Engineering Practice

Profile Before You Tune

Tuning without a baseline isn't optimization, it's superstition — the only way to know a change helped is a controlled experiment that holds everything constant except the one variable you're testing.

August 26, 2025

Engineering Practice
Performance
Benchmarking
Systems Thinking

Performance tuning attracts folklore. “Set this kernel parameter.” “Bump that buffer.” “Everyone knows this flag makes it faster.” Some of it is even true — but you can’t know which parts, on your system, with your workload, unless you measure. Tuning without a baseline isn’t optimization; it’s superstition with a config file. The discipline that turns it into engineering is the controlled experiment: change exactly one thing, hold everything else still, and measure before and after.

A number with nothing to compare it to means nothing

The first temptation is to apply a tuning, run a load test, see a big throughput number, and declare victory. But a number on its own is meaningless. Is it good? Compared to what? Without a baseline — the same workload on the untuned system — you have a number and a feeling, not a result. The feeling is usually “it seems faster,” which is the least reliable instrument in the building.

So the very first run is always the stock, untuned configuration. That’s not a formality you do before the real work; it is the real work. The baseline is the ruler. Every tuned result only means something as a delta from it, and a delta is the only thing worth reporting.

“It’s faster” is a vibe. “It’s faster than the baseline, same workload, one variable changed” is a result. Only one of those is worth acting on.

Change one variable, or you’ve learned nothing

The cardinal rule of an apples-to-apples comparison: the only thing that differs between two runs is the thing you’re testing. Same dataset size, same operation count or duration, same concurrency profile, same schema, same client, same hardware. If you change the tuning and the dataset and the thread count between runs, a difference in the result tells you nothing — you can’t attribute it to any one cause.

This sounds obvious and is constantly violated, usually by accident. You tune the server, but you also happen to run the second test at a different scale, or after the cache warmed up, or with the client doing other work. Now your “30% faster” might be the tuning, or might be the warm cache, and you’ll never know. Discipline here is mostly about not changing things you didn’t mean to.

Reset the state between runs, on purpose

The subtle killer of controlled experiments is leftover state. The first run populates data, warms caches, fragments storage, leaves the system in a different condition than it started. Run the second test on top of that and it’s not a clean comparison — the second run inherited the first run’s mess.

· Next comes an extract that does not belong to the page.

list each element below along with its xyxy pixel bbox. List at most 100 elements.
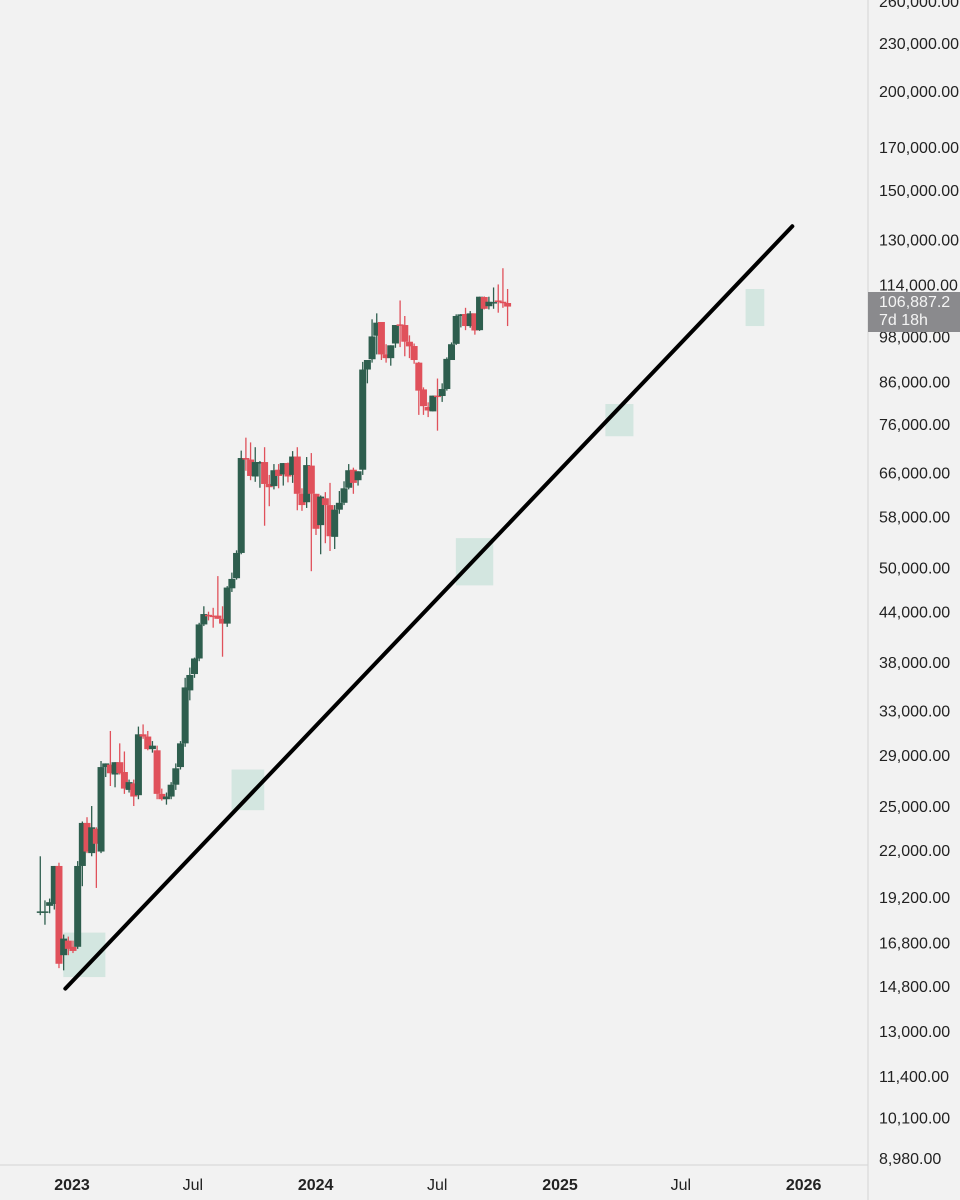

The fix is to reset to a known-clean state between runs. A snapshot you revert to, a teardown-and-rebuild, a wipe of the working set — whatever gets each run starting from the same starting line. I lean on snapshots for this: capture a pristine state once, and revert to it before each iteration so every run begins identically. Without that, you’re not measuring the tuning; you’re measuring the tuning plus the accumulated residue of every test before it.

Measure the things that actually characterize behavior

“Faster” isn’t one number. A useful comparison captures the dimensions that tell you how the system behaves under load, not just a single headline:

Throughput — operations per second at a given concurrency.
Latency distribution — not just the mean, but the tail (95th, 99th percentile). A change that improves the average while wrecking the tail is often a regression for real users, and the mean will hide it.
Resource behavior — CPU, memory, and for managed-runtime systems, garbage-collection frequency and pauses. A throughput win bought with brutal GC pauses isn’t the win it looks like.

Capture the same set for every run so the comparison is real. And probe the system at more than one point — ramp the load until throughput plateaus, because the most meaningful latency comparisons live right around that knee, not down in the easy range where everything looks fine.

Record enough that the run is reproducible

A benchmark you can’t reproduce is an anecdote. Six months later “we found tuning X helped” is worthless if nobody can tell what “helped” meant or rerun it. So I write down, with every result: the exact workload (op count or duration, concurrency, dataset), the software and OS versions on both client and server, which run was baseline and which was tuned, and the raw output, not just my summary.

That record is what lets a result survive. It turns “I think this flag helped once” into “here’s the experiment, here are the numbers, here’s how to rerun it” — which is the difference between folklore and knowledge. (It pairs with making sure the load generator itself isn’t the bottleneck — a measurement tool that’s saturated is just measuring itself.)

The mindset, not the tool

This isn’t really about databases or kernels or whatever you happen to be tuning. It’s the scientific method wearing ops clothes: form a hypothesis (“this change improves throughput”), build a controlled test (baseline, one variable, clean state, repeated), measure honestly (the distribution, not just the mean), and let the numbers — not the folklore, not the vibe — decide.

Do that and tuning becomes genuinely satisfying, because you know what worked and by how much, and you can defend it. Skip it and you’re just rearranging config flags and hoping, which feels like progress and usually isn’t. Profile first, then tune. If you’ve got a tuning result that survived a real controlled test — or one that embarrassingly didn’t — I’d love to hear it.